Eine Hauptaussage des Buches ist, dass die Menschheit sehr kurzfristig zu denken scheint und von nachhaltigem Handeln vielerorts noch weit entfernt ist. Jorgen Randers sieht die Problematik des kurzfristigen Denkens vor allem in den dominanten Systemen unserer Zeit, im Kapitalismus und der Demokratie. Beide Systeme lassen es nicht zu, dass man langfristig denkt: Im Kapitalismus sind Zinssätze und Ertragsraten für die nächsten fünf Jahre relevant und bei demokratischen Wahlen und Entscheidungen steht auch die nahe Zukunft im Vordergrund.
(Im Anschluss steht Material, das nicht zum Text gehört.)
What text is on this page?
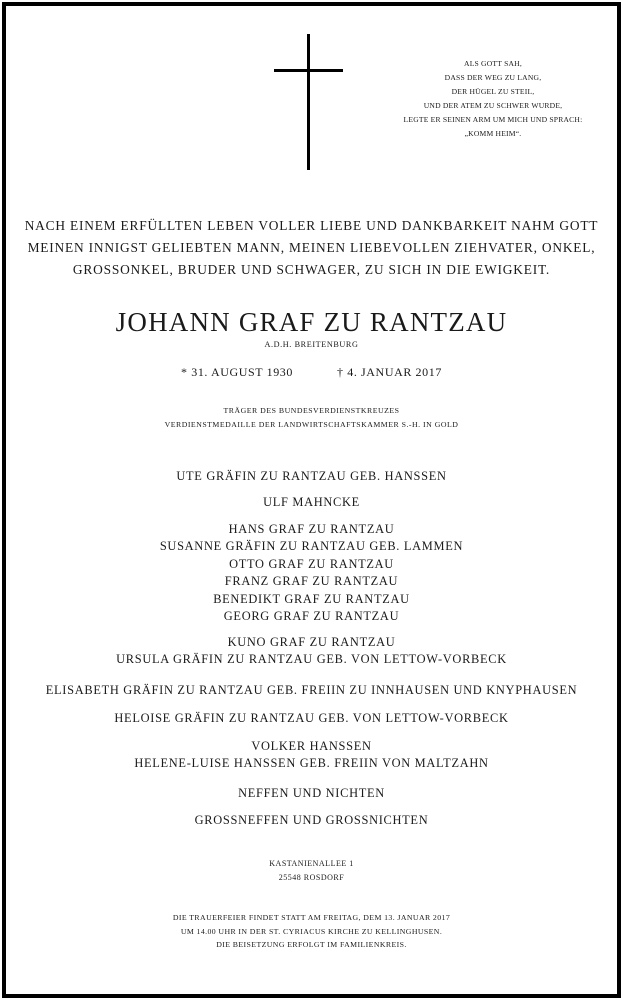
ALS GOTT SAH,
DASS DER WEG ZU LANG,
DER HÜGEL ZU STEIL,
UND DER ATEM ZU SCHWER WURDE,
LEGTE ER SEINEN ARM UM MICH UND SPRACH:
„KOMM HEIM“.
NACH EINEM ERFÜLLTEN LEBEN VOLLER LIEBE UND DANKBARKEIT NAHM GOTT
MEINEN INNIGST GELIEBTEN MANN, MEINEN LIEBEVOLLEN ZIEHVATER, ONKEL,
GROSSONKEL, BRUDER UND SCHWAGER, ZU SICH IN DIE EWIGKEIT.
JOHANN GRAF ZU RANTZAU
A.D.H. BREITENBURG
* 31. AUGUST 1930	† 4. JANUAR 2017
TRÄGER DES BUNDESVERDIENSTKREUZES
VERDIENSTMEDAILLE DER LANDWIRTSCHAFTSKAMMER S.-H. IN GOLD
UTE GRÄFIN ZU RANTZAU GEB. HANSSEN
ULF MAHNCKE
HANS GRAF ZU RANTZAU
SUSANNE GRÄFIN ZU RANTZAU GEB. LAMMEN
OTTO GRAF ZU RANTZAU
FRANZ GRAF ZU RANTZAU
BENEDIKT GRAF ZU RANTZAU
GEORG GRAF ZU RANTZAU
KUNO GRAF ZU RANTZAU
URSULA GRÄFIN ZU RANTZAU GEB. VON LETTOW-VORBECK
ELISABETH GRÄFIN ZU RANTZAU GEB. FREIIN ZU INNHAUSEN UND KNYPHAUSEN
HELOISE GRÄFIN ZU RANTZAU GEB. VON LETTOW-VORBECK
VOLKER HANSSEN
HELENE-LUISE HANSSEN GEB. FREIIN VON MALTZAHN
NEFFEN UND NICHTEN
GROSSNEFFEN UND GROSSNICHTEN
KASTANIENALLEE 1
25548 ROSDORF
DIE TRAUERFEIER FINDET STATT AM FREITAG, DEM 13. JANUAR 2017
UM 14.00 UHR IN DER ST. CYRIACUS KIRCHE ZU KELLINGHUSEN.
DIE BEISETZUNG ERFOLGT IM FAMILIENKREIS.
Jorgen Randers geht sogar so weit zu sagen, dass man sich von der Demokratie lösen müsse, um wahre, nachhaltige Entscheide treffen zu können. Im Gegensatz zu Jorgen Randers sieht Ian Johnson, Generalsekretär des Club of Rome, die Lösung aber nicht darin, vom demokratischen System wegzukommen, sondern es zu verbessern. Inspiriert wurde Ian Johnson durch einen kanadischen Indianerstamm. Dieser hatte neben gewählten Vertretern des Stammes immer eine fixe Zahl von Stammesältesten, welche explizit dafür verantwortlich waren, dass die gefällten Entscheide auch langfristig von Bedeutung sind. Ähnlich könnten auch die demokratischen Systeme in der westlichen Welt verbessert werden: Denn wenn beispielsweise 20 Prozent der gewählten Parlamentarier bloss für die Nachhaltigkeit und Langfristigkeit von Entscheiden verantwortlich wären, würde auch der Rest des Parlaments drastisch beeinflusst und viele kurzgedachte politische Entscheide wären nicht mehr möglich.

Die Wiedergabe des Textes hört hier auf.